My grandson graduated a couple of weeks ago. He wore a gown and mortarboard, collected his certificate, the lot. “So?” you say. “Lots of people graduate. Big deal.”  Yes, but what age were they? My grandson was four and he was graduating from nursery.

This seems to me totally daft, not unlike the way some people like to dress up little girls in gowns and high-heels and lipstick. Or fake tan and wig for some little Irish dancers. But the kids seem to enjoy it – I’m told my grandson particularly enjoyed the bit where he threw his mortarboard in the air. He then snatched the mortarboards of three colleagues and threw them skywards as well.  In the old days, I seem to remember little girls walking around the house in their mother’s high-heel shoes and having a whale of a time doing so.

But this tendency to give children things that normally belong to older people has reached a dangerous point in British schools.  The Guardian this morning reports that “in the first six weeks of the new school year, four- and five-year-olds in nearly 10,000 schools, about half of the primary schools in England, will be taken out of class and asked questions for the new reception baseline assessment  (RBA).”

We shouldn’t be too surprised. For decades now, children at schools have been tested to death. Key Stage One, Key Stage Two, Key Stage Three, Key Stage Four. And of course GCSEs and A Levels.

What happens when you have exams and tests is that teachers start teaching to the test.  In other words,  anything that won’t get the children a higher score is ignored, everything that will give them a higher score is fastened on and hammered home. Education =Test.  All that stuff about the joy of exploring  (the most natural thing for even the smallest baby)  is set aside, and the child’s ‘education’ is reduced to numbers on a score card. A good school is one where all the score cards have big numbers, a poor school one that has low numbers. Teaching the love of reading, the delight of drama, the sweetness of music,  the glory of art, the fascination of history’s odd by-roads :  all that must be left aside. It doesn’t show up in the test, so it can’t be worth learning.
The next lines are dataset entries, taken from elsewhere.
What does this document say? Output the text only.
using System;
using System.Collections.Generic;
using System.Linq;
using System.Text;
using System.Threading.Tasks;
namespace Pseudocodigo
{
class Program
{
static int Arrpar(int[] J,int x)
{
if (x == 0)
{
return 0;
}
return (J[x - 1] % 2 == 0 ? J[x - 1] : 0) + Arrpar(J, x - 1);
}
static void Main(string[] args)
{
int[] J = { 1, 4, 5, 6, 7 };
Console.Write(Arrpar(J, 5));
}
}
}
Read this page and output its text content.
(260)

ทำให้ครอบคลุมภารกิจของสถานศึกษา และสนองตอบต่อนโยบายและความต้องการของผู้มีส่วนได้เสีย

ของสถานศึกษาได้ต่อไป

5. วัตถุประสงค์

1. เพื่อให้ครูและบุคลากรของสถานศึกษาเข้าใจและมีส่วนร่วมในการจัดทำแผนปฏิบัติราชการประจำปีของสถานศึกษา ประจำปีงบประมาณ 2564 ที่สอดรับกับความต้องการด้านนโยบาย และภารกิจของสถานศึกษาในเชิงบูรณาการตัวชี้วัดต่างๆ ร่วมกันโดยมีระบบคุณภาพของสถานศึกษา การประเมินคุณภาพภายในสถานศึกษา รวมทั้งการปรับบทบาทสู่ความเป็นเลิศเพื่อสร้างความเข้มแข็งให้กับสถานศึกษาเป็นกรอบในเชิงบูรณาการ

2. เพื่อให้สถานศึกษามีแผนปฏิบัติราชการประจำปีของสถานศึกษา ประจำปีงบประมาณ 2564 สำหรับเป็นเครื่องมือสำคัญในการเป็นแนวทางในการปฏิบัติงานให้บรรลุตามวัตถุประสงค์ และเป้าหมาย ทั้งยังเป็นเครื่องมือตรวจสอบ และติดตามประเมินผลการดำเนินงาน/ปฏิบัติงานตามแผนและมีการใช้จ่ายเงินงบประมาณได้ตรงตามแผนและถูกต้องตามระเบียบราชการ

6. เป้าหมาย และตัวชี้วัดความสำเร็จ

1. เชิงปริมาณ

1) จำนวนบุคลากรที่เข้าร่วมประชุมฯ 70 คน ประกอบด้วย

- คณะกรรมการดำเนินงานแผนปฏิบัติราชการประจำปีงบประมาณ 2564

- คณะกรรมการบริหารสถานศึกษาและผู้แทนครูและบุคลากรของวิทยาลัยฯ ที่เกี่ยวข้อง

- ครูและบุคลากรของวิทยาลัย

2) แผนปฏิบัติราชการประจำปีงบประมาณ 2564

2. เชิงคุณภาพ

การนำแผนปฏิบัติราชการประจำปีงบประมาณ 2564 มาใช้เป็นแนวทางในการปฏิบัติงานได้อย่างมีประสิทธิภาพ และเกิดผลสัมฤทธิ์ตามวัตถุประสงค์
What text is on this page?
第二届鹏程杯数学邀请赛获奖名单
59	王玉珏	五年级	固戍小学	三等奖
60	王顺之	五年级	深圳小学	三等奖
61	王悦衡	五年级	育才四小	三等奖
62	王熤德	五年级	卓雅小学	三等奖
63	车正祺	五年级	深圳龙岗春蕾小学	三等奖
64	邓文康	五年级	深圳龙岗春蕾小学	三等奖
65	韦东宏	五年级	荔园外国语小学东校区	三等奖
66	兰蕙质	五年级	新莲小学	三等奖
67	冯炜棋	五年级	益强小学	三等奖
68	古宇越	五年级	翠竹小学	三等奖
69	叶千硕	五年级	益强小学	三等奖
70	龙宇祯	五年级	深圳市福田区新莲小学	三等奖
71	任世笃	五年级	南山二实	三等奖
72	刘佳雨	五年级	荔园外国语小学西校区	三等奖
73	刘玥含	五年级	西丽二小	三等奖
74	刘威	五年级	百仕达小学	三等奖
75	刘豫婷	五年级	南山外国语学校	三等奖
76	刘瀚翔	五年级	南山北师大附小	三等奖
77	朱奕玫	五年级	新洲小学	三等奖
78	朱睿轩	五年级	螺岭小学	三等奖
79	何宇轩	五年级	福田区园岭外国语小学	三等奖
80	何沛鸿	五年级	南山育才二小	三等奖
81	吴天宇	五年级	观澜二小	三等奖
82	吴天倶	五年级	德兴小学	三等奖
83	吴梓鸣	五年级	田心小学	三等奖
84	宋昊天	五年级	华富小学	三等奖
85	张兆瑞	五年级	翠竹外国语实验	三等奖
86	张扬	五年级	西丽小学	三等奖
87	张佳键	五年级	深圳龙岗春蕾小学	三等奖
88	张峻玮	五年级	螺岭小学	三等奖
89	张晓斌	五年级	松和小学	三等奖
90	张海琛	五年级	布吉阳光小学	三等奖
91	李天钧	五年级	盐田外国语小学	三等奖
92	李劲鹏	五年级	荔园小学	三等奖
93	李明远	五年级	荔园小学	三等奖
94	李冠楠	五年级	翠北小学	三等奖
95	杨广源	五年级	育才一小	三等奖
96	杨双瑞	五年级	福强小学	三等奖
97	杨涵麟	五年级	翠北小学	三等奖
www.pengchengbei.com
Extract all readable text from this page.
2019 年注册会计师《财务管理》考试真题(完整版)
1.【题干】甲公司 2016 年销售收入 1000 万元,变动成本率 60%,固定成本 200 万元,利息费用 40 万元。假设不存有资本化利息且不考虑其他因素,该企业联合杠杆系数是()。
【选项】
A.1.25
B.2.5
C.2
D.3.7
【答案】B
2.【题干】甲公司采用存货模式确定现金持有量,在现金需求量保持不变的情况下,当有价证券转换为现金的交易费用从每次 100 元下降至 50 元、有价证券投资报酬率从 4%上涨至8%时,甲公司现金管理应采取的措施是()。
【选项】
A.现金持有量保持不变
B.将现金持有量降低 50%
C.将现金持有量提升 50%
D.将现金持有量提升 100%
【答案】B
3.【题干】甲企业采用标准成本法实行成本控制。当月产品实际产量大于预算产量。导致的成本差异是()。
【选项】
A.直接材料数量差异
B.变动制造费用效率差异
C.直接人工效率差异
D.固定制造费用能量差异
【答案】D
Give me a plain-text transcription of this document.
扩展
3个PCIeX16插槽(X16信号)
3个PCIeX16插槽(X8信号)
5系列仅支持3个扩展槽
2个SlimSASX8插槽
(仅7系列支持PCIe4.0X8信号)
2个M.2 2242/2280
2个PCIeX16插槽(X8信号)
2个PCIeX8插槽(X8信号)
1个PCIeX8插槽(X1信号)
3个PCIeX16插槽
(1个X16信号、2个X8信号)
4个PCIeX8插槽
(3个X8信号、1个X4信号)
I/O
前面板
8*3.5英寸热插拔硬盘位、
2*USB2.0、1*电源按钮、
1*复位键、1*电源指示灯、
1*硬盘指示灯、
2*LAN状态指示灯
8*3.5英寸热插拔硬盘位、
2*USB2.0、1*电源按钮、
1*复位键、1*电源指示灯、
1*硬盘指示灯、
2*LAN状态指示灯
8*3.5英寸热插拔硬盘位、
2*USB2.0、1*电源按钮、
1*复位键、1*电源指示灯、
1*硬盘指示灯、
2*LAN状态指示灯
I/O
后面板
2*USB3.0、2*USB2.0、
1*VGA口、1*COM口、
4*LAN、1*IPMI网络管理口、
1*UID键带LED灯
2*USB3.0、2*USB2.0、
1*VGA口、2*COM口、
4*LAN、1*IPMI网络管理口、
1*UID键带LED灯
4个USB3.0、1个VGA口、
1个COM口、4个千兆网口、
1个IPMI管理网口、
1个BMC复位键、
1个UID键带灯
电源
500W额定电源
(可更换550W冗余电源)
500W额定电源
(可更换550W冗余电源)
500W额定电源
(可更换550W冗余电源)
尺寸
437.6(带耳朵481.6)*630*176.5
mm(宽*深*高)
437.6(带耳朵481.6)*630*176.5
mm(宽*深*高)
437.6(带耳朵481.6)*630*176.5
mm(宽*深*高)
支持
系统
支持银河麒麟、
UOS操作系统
And notice that bit about the kids “being taken out of class”. Put children (or adults) in a different setting and you’ll get notably different results. If s/he feels they’re being examined, they tend to button up. If they’re with their mates or even simply comfortable, they’ll put in an entirely different performance. In short, RBA is, by its nature, highly unreliable.

I’m minded of the marvelous Adrian Mole who, you’ll remember, was forever measuring his male member, in the hope that it would have grown. Whoever was the tool who dreamt up RBA should be dropped in one of those colourful vats they used to have on Swap Shop,  then a lid screwed firmly on to keep them there.